Dann also die Vereinbarung von Minsk II, um die eine Nacht lang gerungen wurde: Alle Achtung vor der Nachtruhe der Politiker, aber vielleicht hätte man sich doch etwas mehr Zeit nehmen sollen, um ein professionell akzeptables Dokument zu produzieren.
Warum durfte noch bis Samstagnacht gekämpft werden? Die Waffenstillstandsbefehle sind am 14. 2. innerhalb weniger Stunden an die Truppen ergangen, wem sollten also noch 60 Stunden Krieg nützen? Die Separatisten bezogen sich in Bezug auf die Lage in Debal’cevo, wo auch danach noch tagelang weitergekämpft wurde, darauf, dass hierüber nichts in den Abkommen stände, also sei Debal’cevo von dem Waffenstillstand ausgenommen.

Respektiert Russland die Souveränität der Nachbarn?

Wir wissen aber, dass in Minsk stundenlang über Debal’cevo diskutiert wurde – ob es nun einen Kessel gebe oder nicht. Schon daraus erkennt jeder Laie, dass es den Parteien auf etwas ankam, was man dann der Einfachheit halber ausgeklammert hat. Wenn man über etwas Friedlich-Harmloses verhandelt, kann man Konfliktpunkte zunächst beiseite lassen, um sie dann im Lichte der Gesamtregelung einvernehmlich zu lösen – hier ging es aber nicht zuletzt um Menschenleben. Und alle nächsten Schritte sind Zukunftsvisionen, deren Umsetzung man vorerst nur erhoffen kann, auch wenn es einen Hoffnungsschimmer gibt, dass es zumindest eine vorübergehende Entspannung geben wird.

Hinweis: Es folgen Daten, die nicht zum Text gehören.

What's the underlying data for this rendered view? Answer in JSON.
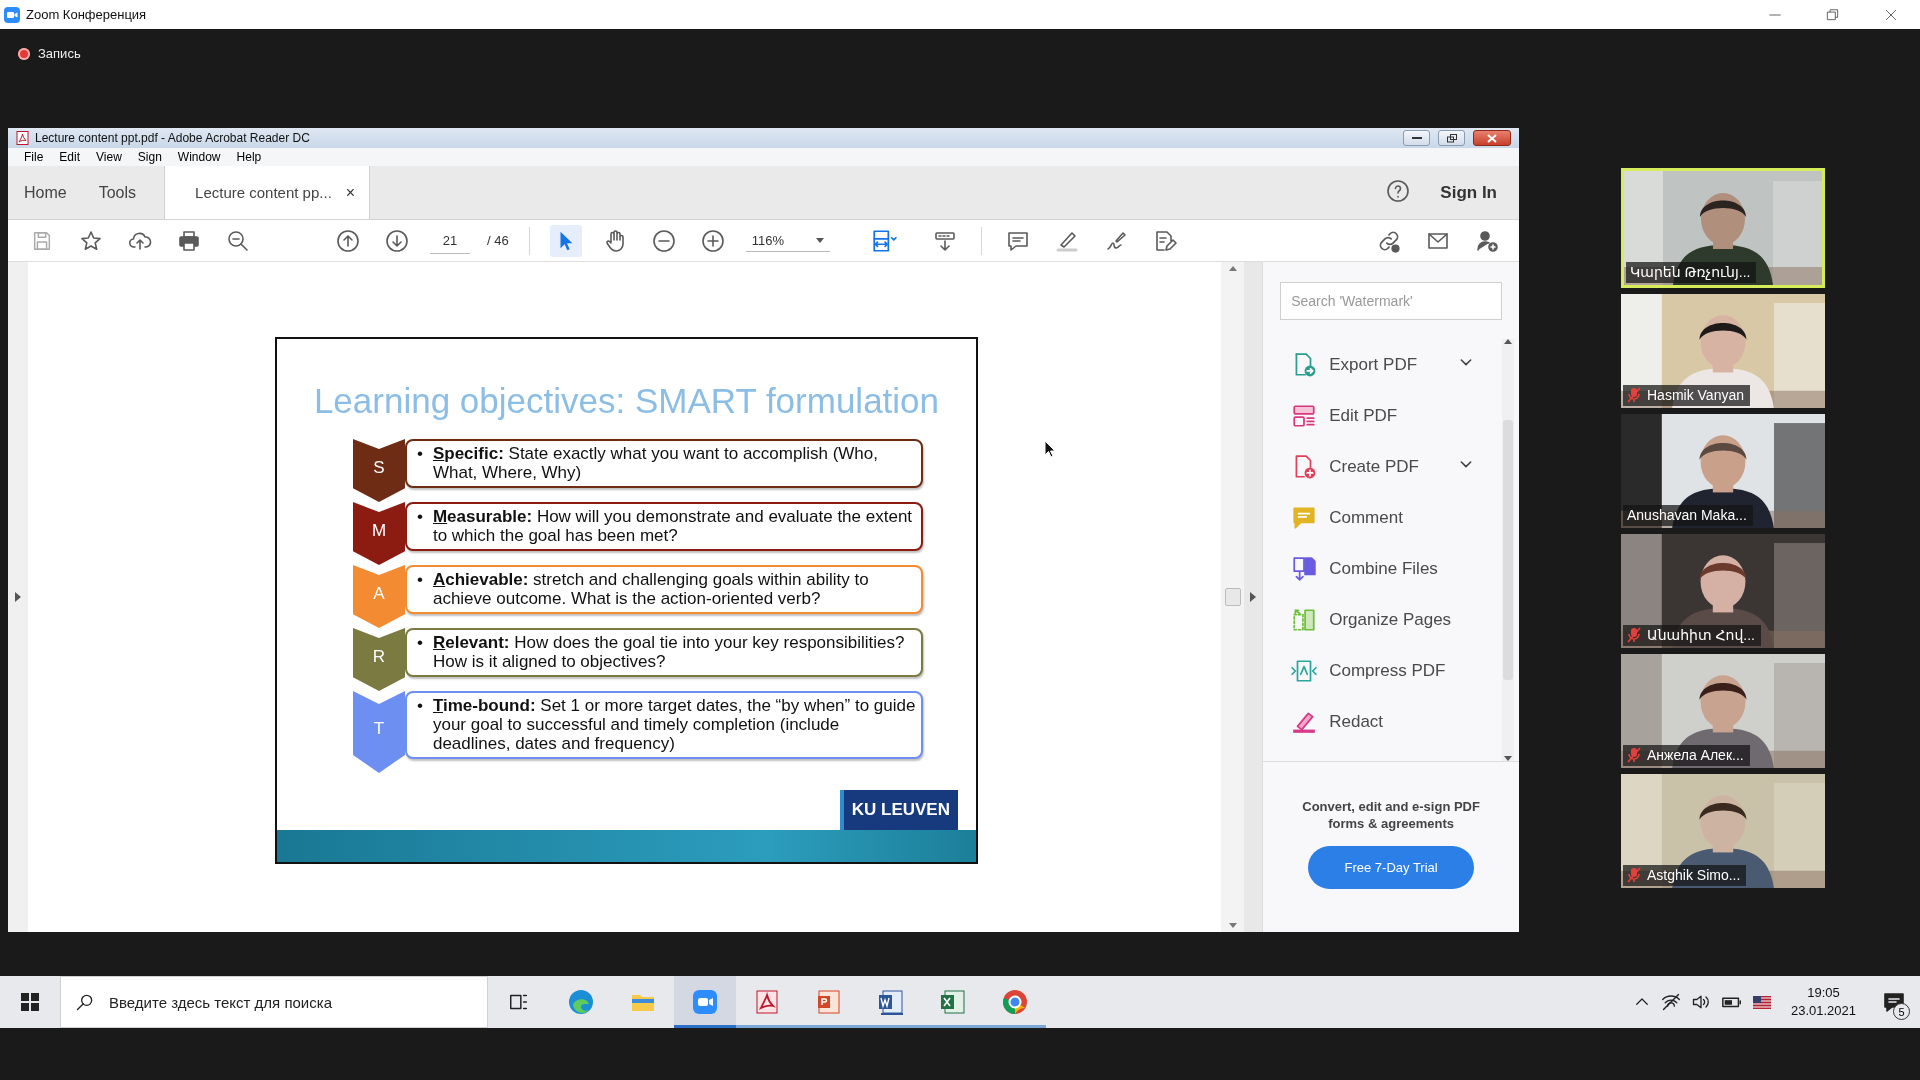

Wer Putin am Morgen im Minsk vor die Presse hat treten sehen, dem musste klar ein, wer sich hier in aufgeräumter Stimmung als Sieger über unprofessionelle Optimisten sah. In Budapest sprach er von dem Verlieren der Ukraine „gegen ehemalige Bergleute und Traktoristen“. Das klingt mehr nach Verhöhnung des Gegners als nach Ausgleich.
Daraus entsteht die Kernfrage: Ist Russland überhaupt bereit, die Souveränität seiner post-sowjetischen Nachbarn anzuerkennen oder strebt es nach der Wiederherstellung eines Russischen Großreiches? Nicht etwa eines sowjetischen, von Ideologie ist hier nichts zu sehen, nur das Gespenst von Einflusssphären und Machtbereichen.

Krim gleich Tempelberg?

Putins Vergleich der Krim mit dem Tempelberg lässt nichts Gutes erwarten. Einerseits ist die Taufe Vladimirs in Chersones auf der Krim im Jahre 988 eher zufällig dort und auf von ihm erobertem byzantinischem Gebiet erfolgt. Andererseits ist aber der Jerusalemer Tempelberg ein seit Jahrzehnten ungelöstes Problem, wobei sich die Auseinandersetzung darum in letzter Zeit noch radikalisiert hat. Eine Sakralisierung politischer Auseinandersetzung führt ziemlich automatisch in eine Unlösbarkeit, weil die politischen Vulgarisierungen monotheistischer Religionen ihrem Wesen nach nicht kompromissfähig sind.
Und noch etwas: Nehmen wir einmal an, die Separatisten seien eigentlich ganz friedlich, und nur die Regierungstruppen der Ukraine hätten eine Reihe von Städten und Dörfern des Donbass zu Ruinen zerschossen. Wie rechtfertigt man, dies in Kauf zu nehmen, nur um in einem ephemeren „Neurussland“, in einem Gebiet mit zerstörter Infrastruktur zu sitzen und sich von Menschen regieren zu lassen, denen man nicht im Dunkeln begegnen möchte? Brecht und sein Kaukasischer Kreidekreis lassen grüßen. Offenbar hat es sich auch nach Jugoslawien, Syrien, Irak etc. nicht herumgesprochen, dass sich Krieg in keinem Falle lohnt – weder in Washington, noch in Moskau, Kiew oder Doneck.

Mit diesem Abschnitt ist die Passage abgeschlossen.